Dünya Gazetesi’nde 7 Şubat 2022 tarihinde yayınlanan köşe yazımda, kamuoyunun gündemini şu an itibariyle 5 önemli konunun oluşturduğunu, bunlardan 3’ünün kısa bir süre içerisinde, kalan 2’inin ise kısa/orta vadede çözüme kavuşturularak, kamuoyuna açıklanmasının beklendiğini açıklamıştım.
Şimdi bu 5 önemli konu neydi diye merak ediyorsunuz değil mi? Hemen sıralayalım:
1) Şirketlere 3 ay vadeli kur korumalı TL mevduat ve katılma hesabı imlanı verilecek mi?

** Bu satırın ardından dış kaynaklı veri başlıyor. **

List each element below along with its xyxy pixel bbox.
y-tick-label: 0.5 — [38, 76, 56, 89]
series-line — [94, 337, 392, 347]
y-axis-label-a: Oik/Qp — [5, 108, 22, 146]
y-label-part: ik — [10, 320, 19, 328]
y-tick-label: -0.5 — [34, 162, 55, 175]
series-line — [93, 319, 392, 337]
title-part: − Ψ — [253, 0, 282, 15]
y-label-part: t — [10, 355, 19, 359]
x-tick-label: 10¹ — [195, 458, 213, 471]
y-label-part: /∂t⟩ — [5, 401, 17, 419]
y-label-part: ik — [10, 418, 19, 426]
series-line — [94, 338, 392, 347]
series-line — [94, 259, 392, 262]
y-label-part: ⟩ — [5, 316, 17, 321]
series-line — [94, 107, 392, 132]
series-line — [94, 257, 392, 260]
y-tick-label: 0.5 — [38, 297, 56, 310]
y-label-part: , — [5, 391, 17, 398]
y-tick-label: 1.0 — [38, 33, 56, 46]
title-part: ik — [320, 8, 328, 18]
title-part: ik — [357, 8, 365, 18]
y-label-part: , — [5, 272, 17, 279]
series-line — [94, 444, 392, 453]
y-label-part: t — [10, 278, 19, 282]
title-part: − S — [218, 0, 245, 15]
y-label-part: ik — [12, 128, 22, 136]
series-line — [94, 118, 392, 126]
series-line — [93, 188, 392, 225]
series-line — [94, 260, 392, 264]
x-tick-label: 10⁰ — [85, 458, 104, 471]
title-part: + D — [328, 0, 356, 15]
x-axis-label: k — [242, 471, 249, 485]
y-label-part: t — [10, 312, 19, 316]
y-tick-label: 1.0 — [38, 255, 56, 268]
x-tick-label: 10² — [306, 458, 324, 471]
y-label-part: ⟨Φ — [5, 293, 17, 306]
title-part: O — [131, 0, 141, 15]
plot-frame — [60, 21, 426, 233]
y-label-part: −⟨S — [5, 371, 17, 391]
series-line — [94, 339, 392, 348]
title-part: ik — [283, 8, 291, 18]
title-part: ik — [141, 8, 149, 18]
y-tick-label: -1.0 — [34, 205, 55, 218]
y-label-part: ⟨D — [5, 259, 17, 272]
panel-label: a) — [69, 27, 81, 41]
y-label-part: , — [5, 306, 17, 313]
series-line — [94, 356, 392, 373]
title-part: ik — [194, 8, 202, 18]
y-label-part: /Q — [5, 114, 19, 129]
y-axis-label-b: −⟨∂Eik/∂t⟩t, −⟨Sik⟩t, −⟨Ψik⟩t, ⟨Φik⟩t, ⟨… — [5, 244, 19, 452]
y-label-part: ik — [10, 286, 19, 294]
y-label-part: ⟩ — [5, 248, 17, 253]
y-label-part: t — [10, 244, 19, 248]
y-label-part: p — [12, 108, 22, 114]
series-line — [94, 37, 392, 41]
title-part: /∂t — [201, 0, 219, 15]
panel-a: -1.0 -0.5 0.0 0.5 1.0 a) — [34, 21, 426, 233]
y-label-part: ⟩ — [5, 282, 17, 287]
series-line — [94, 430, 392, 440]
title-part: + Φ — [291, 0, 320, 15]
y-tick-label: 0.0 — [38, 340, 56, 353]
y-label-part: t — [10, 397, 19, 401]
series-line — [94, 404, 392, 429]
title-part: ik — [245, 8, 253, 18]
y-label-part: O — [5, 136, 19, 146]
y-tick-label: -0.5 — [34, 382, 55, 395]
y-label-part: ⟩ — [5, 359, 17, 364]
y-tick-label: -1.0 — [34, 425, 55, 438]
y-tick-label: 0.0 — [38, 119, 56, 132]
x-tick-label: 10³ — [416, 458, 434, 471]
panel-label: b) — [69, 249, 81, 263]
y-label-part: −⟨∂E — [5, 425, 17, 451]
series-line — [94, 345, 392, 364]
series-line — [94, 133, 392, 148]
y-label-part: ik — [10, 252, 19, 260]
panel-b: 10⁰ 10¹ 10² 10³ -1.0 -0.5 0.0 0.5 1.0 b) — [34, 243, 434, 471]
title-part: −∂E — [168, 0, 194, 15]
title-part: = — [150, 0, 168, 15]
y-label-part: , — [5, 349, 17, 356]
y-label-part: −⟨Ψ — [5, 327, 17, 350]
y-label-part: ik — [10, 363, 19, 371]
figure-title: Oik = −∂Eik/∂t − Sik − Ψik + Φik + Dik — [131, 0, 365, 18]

2) Kur korumalı TL mevduat ve katılma hesapları, bankalar tarafından kullandırılacak kredilerde teminat olarak gösterilmesine izin verilecek mi?
3) KDV oranlarına ilişkin düzenlemeler ne oldu, ne zaman açıklanacak?
4) Borç yapılandırması ve matrah/vergi artırımları bozulanlara yeni bir hak verilecek mi?
5) Vatandaş istiyor, İmar Barışı ile ilgili yeni bir düzenleme yapılacak mı?
Maliye, tam da tahmin ettiğimiz gibi, yukarıda belirtilen ilk 3 konuyu kısa bir süre içerisinde çözüme kavuşturarak, kamuoyuna açıkladı.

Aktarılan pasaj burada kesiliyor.